الأربعاء، 10 نوفمبر 2021

NEWS TECHNOLOGIE

(Photo: Darren Halstead/Unsplash)
A metallurgist once responsible for testing the steel used on US Navy submarines has pled guilty to falsely representing the steel’s integrity for more than three decades. 

Elaine Marie Thomas, a 67-year-old former director of metallurgy, worked from 1985 to 2017 at a Washington foundry called Bradken that supplied steel submarine hull castings to the US Navy. During that time, Thomas was responsible for testing steel castings to verify their strength and toughness. Testing was conducted at extremely cold temperatures (-100F, -70C), which helped to ensure that the material wouldn’t fail in the event of a collision or other dangerous circumstances. Thomas found it “stupid” that the tests needed to be conducted under such extreme conditions and falsely recorded positive test results to make the castings appear more durable than they might have been. She faked steel test results in at least 240 cases—a “substantial percentage of the castings Bradken produced for the Navy,” according to prosecutors. 

Despite the foundry changing ownership in 2008, evidence of Thomas’s fraudulent habits didn’t emerge until 2017, when a lab employee found that Thomas had altered steel test cards.
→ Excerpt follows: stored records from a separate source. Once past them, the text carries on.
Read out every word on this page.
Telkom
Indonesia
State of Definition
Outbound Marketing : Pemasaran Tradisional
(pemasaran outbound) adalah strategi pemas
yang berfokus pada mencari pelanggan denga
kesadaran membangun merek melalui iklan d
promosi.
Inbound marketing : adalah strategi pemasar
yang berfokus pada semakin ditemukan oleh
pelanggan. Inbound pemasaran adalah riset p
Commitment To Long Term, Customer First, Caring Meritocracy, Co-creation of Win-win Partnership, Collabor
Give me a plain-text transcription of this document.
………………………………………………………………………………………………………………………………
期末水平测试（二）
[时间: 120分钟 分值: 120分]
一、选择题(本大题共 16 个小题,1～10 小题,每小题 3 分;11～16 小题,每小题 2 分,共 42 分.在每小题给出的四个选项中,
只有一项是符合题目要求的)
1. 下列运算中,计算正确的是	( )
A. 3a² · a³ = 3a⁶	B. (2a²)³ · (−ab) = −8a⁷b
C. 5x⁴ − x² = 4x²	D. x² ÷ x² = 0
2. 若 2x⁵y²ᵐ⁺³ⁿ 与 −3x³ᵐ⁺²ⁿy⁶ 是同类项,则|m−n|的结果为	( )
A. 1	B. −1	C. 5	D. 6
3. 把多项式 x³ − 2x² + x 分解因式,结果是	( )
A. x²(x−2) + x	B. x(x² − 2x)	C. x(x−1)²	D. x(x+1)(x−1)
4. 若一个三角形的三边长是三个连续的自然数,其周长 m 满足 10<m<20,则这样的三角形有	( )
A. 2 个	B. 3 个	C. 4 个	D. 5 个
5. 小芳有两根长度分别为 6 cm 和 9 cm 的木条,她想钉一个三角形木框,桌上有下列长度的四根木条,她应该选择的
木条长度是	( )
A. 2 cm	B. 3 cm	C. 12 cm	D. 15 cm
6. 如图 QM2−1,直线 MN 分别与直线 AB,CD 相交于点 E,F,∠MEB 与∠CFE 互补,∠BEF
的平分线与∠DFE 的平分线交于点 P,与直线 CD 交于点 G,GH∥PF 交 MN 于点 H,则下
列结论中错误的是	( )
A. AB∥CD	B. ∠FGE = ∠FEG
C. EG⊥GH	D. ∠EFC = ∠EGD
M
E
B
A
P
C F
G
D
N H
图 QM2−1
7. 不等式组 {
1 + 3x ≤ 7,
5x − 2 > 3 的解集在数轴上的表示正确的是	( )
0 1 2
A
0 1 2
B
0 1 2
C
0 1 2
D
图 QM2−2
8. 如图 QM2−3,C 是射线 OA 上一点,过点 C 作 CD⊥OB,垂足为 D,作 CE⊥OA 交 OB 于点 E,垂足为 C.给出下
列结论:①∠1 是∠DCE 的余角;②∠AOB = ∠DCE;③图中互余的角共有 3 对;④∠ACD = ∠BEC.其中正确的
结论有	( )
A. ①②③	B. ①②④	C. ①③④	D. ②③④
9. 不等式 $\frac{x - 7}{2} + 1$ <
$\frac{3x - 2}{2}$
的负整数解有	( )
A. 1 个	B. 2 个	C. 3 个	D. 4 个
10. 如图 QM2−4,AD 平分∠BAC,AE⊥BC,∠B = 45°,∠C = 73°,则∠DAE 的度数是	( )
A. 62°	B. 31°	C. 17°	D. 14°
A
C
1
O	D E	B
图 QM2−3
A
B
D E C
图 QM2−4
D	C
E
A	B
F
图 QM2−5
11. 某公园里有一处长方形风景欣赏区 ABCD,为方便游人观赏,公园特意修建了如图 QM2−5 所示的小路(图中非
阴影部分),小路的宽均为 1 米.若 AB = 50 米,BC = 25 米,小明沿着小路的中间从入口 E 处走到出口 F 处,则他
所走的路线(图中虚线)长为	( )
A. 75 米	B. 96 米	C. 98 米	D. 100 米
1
The United States Attorney’s Office filed a criminal complaint charging Thomas with Major Fraud Against the US. During the Navy’s initial investigation of Thomas’s wrongdoings, it also found that Bradken had invoiced the Navy as if the castings sold had met the rigorous standards they never actually met. Bradken has since been required to enter into a compliance agreement with the Navy, in which Bradken has been ordered to create a compliance and risk committee as well as hire people who specifically oversee lab testing and tracking. 

(Photo: Bradken)

In 2020, Thomas entered into a deferred prosecution agreement that required her to admit responsibility for faking the test results and comply with certain remedial measures, including the payment of $10.8 million in fines. The agreement, should Thomas fulfill it completely, will allow the government to dismiss all criminal charges after three years. 

Fortunately, no submarine hulls under Thomas’s watch have failed. The Navy, to great financial cost, has taken steps to ensure that affected submarines are operated safely since the discovery of the fraudulent test results.

Thomas is scheduled to be sentenced in February 2022. She faces up to 10 years in prison, on top of a maximum $1 million fine.